Research lead Professor Roger Seymour from the University of Adelaide's School of Biological Sciences said the study revealed a higher rate of blood flow to the cognitive part of the brain of living great apes compared to Australopithecus.
"The results were unexpected by anthropologists because it has been generally assumed that intelligence is directly related to the size of the brain,'' Professor Seymour said.
"At first, brain size seems reasonable because it is a measure of the number of brain cells, called neurons. On second thought, however, cognition relies not only on the number of neurons, but also on the number of connections between them, called synapses. These connections govern the flow of information within the brain and greater synaptic activity results in greater information processing."

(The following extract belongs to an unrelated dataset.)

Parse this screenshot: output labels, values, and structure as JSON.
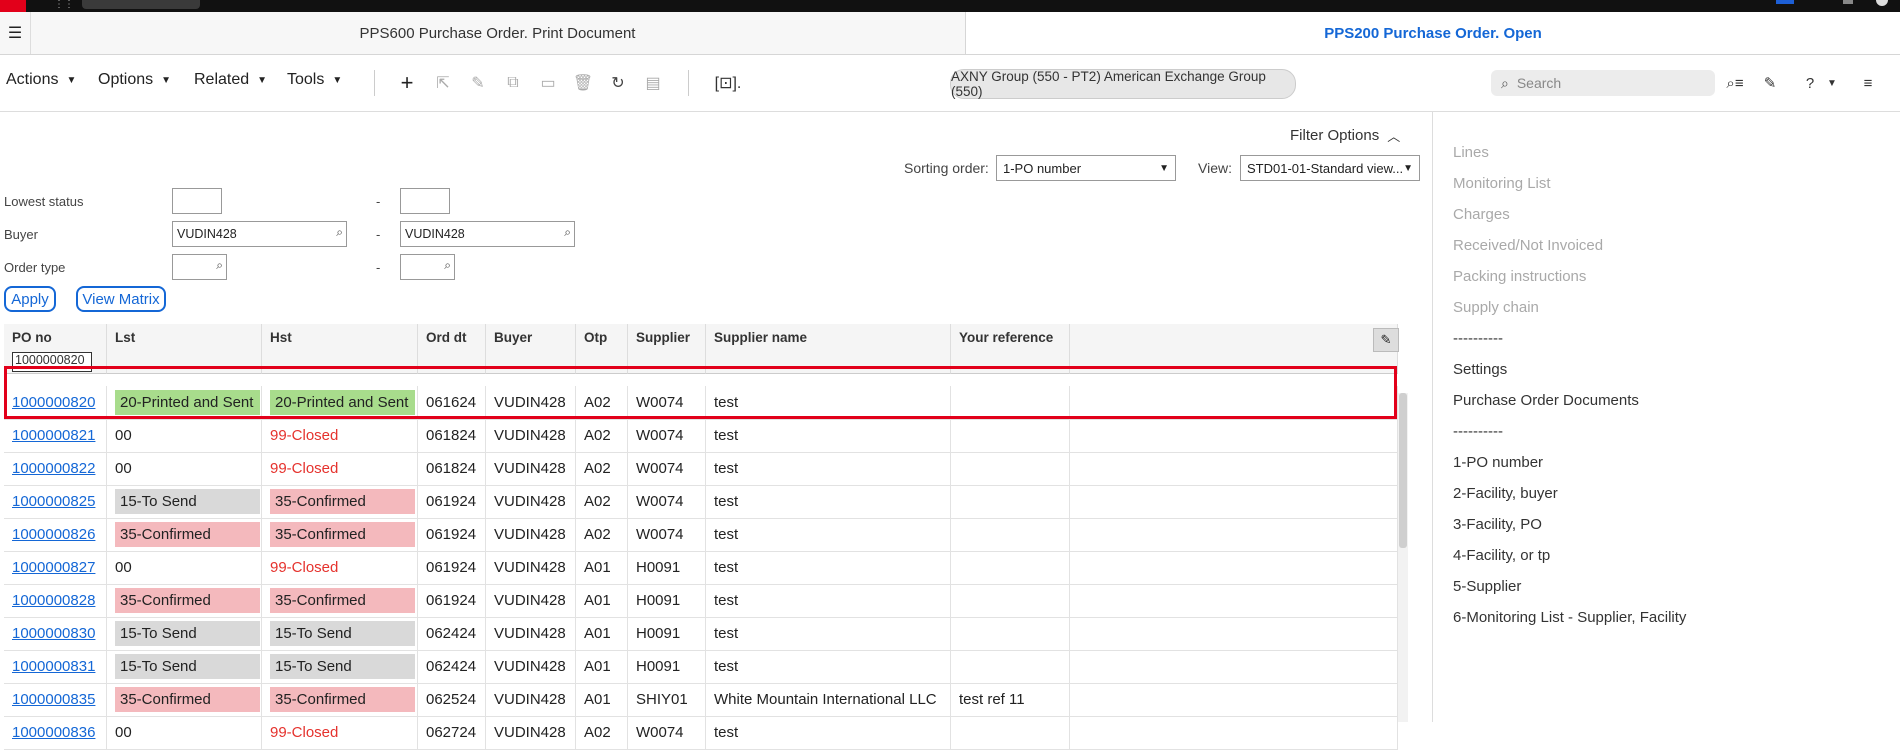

The human brain uses 70% of its energy on synaptic activity, and that amount of energy relies on a proportionately high blood supply to deliver oxygen. Although our brain occupies only 2% of our body weight, it uses 15 - 20% of our energy and requires about 15% of the blood from the heart.
Professor Seymour said the great apes were known to be very intelligent and included the gorilla Koko, who was taught to communicate with over 1000 signs, a chimpanzee called Washoe who learned about 350 signs, and Kanzi, a bonobo, who not only developed good English comprehension and syntax but also made stone tools.
"How does the intelligence of modern great apes stack up against that in our 3 million-year-old relatives, the australopithicines such as Lucy? Non-human great apes have smaller or equal sized brains compared to the size indicated by the fossil braincases of Australopithecus species, so Lucy is generally considered to have been smarter.
"It is known that the large human brain looks like a scaled-up primate brain in terms of size and neuron number. However, the study shows that cerebral blood flow rate of human ancestors falls well below the data derived from modern, non-human primates.
"Based on the results, it is estimated that blood flow to Koko's cerebral hemispheres was about twice that of Lucy. Because blood flow rate might be better measure of information processing capacity than brain size alone, Koko seems to have been smarter."